Wutanfall: So lässt Ihr Kind richtig Dampf ab

Manchmal muss Ihr Kind einfach Dampf ablassen, wenn es richtig wütend ist – nur sollten dazu weder Sie noch Geschwister oder andere Kinder herhalten müssen. Geben Sie Ihrem Kind Gelegenheit, sich körperlich abzureagieren. Machen Sie ein richtiges Ritual daraus und erinnern Sie Ihr Kind im „Akutfall“, wie es sich auf erlaubte Weise „abregen“ kann. Mit der Zeit wird es von selbst zu diesen Hilfen greifen, bevor es ausrastet.

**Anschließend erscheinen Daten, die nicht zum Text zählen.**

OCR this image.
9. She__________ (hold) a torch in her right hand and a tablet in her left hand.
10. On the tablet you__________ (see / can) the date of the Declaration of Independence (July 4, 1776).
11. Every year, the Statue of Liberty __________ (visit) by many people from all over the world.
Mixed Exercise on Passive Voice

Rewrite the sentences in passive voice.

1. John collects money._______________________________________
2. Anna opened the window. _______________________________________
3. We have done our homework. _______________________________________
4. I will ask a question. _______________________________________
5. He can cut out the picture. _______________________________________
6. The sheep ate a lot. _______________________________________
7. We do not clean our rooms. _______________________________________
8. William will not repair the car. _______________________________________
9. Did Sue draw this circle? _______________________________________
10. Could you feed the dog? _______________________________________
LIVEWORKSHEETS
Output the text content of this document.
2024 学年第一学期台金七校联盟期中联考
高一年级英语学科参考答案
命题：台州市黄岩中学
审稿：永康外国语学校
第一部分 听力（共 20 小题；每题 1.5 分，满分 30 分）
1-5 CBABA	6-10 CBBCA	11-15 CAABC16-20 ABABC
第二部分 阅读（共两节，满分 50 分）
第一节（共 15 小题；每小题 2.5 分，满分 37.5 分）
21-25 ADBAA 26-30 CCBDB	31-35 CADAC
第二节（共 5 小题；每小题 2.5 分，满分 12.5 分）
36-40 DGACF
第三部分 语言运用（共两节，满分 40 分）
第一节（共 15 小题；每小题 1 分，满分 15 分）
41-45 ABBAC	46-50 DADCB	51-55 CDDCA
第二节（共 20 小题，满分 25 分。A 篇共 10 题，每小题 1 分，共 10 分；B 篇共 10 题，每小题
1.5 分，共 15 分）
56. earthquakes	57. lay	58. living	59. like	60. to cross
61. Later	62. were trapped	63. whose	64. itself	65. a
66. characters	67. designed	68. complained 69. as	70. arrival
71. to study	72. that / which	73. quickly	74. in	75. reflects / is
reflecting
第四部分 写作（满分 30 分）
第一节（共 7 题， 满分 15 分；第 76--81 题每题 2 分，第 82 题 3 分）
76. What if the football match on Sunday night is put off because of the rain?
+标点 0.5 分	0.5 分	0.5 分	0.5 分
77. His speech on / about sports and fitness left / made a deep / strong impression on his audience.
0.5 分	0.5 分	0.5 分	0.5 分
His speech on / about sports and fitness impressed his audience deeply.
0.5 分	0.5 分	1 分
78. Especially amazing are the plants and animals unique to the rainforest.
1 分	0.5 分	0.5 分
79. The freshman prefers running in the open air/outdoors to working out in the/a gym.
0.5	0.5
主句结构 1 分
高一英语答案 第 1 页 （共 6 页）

  • Vereinbaren Sie z. B., dass es mit aller Kraft in ein Kissen schlagen darf. Auch eine Kissenschlacht ist oft ein gutes Mittel, sich auszutoben. Oder drücken Sie Ihrem Kind eine alte Zeitung oder einen dicken Katalog zum Zerfetzen in die Hand. Ideal zum richtig Draufhauen ist ein Boxsack, den Sie an der Decke im Kinderzimmer aufhängen.
  • Erlauben Sie Ihrem Kind, für kurze Zeit so laut zu schreien, wie es kann. Auch anderer Lärm kann es aus seiner Wut herausholen, z. B. wenn es mit den Fäusten auf einen umgedrehten Plastikeimer trommelt.
  • Hängen Sie einen Block oder einen ausrangierten Abreißkalender auf. Wenn Ihr Kind richtig wütend ist, kann es sich hier einen „Wutzettel“ abreißen, zerknüllen und ihn mit aller Kraft in den Abfall werfen.

Mein Tipp: Wenn Ihr Kind in seiner Wut mit Schimpfwörtern und Kraftausdrücken um sich wirft, können Sie ihm einen „Brülleimer“ (z. B. leerer Putzeimer) in die Hand drücken. Es kann sich den Eimer vors Gesicht halten und seine Schimpfwörter hineinschreien. Wenn diese dann, schaurig-schön verzerrt, aus dem Eimer zurückschallen, findet Ihr Kind das dann vielleicht so lustig, dass seine Wut schnell verraucht. Hat es sich beruhigt, können Sie den Eimer gemeinsam vor der Haustür „ausleeren“.